" Kullarımdan bir kuluma bedeni, yahut malı, yahut evlâdı yüzünden bir musibet verirsem o da bunu sabr-ı cemîl ile karşılarsa, kıyamet günü kendisi için mizan kurmaktan yahut amel defterini açmaktan haya ederim. "
(Bir hadis-i kutsi meali)
En büyük inkılâb ise ahiret inkılâbıdır.
Bu gün fakir ve zelil gibi görünenleri Allah, yarın kuvvetlendirip büyük büyük izzetlere erdirir. Zengin ve kavi sanılanları da zelil ve perişan eder.

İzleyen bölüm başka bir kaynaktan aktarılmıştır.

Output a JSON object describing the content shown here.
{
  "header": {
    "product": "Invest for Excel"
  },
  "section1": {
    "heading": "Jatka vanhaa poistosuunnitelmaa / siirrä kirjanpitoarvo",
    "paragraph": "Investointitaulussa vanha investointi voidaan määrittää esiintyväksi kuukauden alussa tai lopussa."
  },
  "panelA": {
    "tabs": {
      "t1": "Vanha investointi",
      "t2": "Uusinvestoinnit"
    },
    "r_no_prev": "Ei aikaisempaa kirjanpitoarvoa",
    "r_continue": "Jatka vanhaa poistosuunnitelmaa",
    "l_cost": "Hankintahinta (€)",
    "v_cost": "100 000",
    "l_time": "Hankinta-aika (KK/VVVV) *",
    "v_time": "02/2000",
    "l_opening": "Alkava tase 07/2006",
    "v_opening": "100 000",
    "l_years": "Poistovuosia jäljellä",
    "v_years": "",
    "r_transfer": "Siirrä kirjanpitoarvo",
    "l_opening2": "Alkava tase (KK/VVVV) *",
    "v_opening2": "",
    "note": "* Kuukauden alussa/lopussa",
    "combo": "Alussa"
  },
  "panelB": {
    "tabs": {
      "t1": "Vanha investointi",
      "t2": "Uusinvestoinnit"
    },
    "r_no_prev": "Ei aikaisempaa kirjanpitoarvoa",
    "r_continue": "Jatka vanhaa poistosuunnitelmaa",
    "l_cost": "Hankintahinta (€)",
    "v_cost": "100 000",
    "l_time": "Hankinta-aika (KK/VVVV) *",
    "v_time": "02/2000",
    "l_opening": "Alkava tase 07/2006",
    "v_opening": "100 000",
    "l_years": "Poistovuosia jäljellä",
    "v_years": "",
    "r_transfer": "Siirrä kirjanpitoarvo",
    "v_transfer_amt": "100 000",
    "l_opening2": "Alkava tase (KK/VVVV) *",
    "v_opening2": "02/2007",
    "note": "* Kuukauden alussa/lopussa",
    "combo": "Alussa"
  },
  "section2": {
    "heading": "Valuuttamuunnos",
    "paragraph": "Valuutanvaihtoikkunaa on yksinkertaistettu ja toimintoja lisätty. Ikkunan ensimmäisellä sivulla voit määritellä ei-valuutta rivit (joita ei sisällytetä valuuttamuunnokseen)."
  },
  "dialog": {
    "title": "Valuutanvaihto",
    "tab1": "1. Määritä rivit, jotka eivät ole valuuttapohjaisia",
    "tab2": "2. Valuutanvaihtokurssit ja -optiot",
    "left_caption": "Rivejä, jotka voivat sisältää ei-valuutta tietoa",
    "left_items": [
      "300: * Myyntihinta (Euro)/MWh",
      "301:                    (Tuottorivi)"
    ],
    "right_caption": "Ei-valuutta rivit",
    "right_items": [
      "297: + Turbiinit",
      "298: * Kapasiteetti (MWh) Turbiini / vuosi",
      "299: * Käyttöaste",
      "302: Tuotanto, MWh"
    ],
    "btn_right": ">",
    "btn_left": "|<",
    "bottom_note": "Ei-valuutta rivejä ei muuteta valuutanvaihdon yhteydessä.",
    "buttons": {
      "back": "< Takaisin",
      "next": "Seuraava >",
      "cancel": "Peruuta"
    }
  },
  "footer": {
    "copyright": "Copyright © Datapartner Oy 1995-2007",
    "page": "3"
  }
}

Mesul olmayız zannedenleri mesul eder.
Uykudakileri uyandırır.
Ölüleri diriltir.
Her canlı mahlûk, teneffüs etmek suretiyle mecburi olarak Allah'ı anmaktadır.
Çünkü "He" harfinin mahreci göğüsten ve ciğerlerden gelen nefes ile çıkar. Her nefes, bir "He" harfidir.
Her insan ve hatta teneffüs eden her mahlûk farkına varmadan her nefeste Allahu Teâlâ'yı bu ismiyle anmaktadır. Teneffüs, Allah'ı anmak olunca, Allah anılmadığı surette hayat bitiyor demektir.
Şu halde bu "ism-i şerif" aynı hayat demektir.
Ruhların, bedenlerin varlıkta devamı ancak bu "ism-i şerif" ile temin edilmekte olduğu ne kadar açık görülmektedir.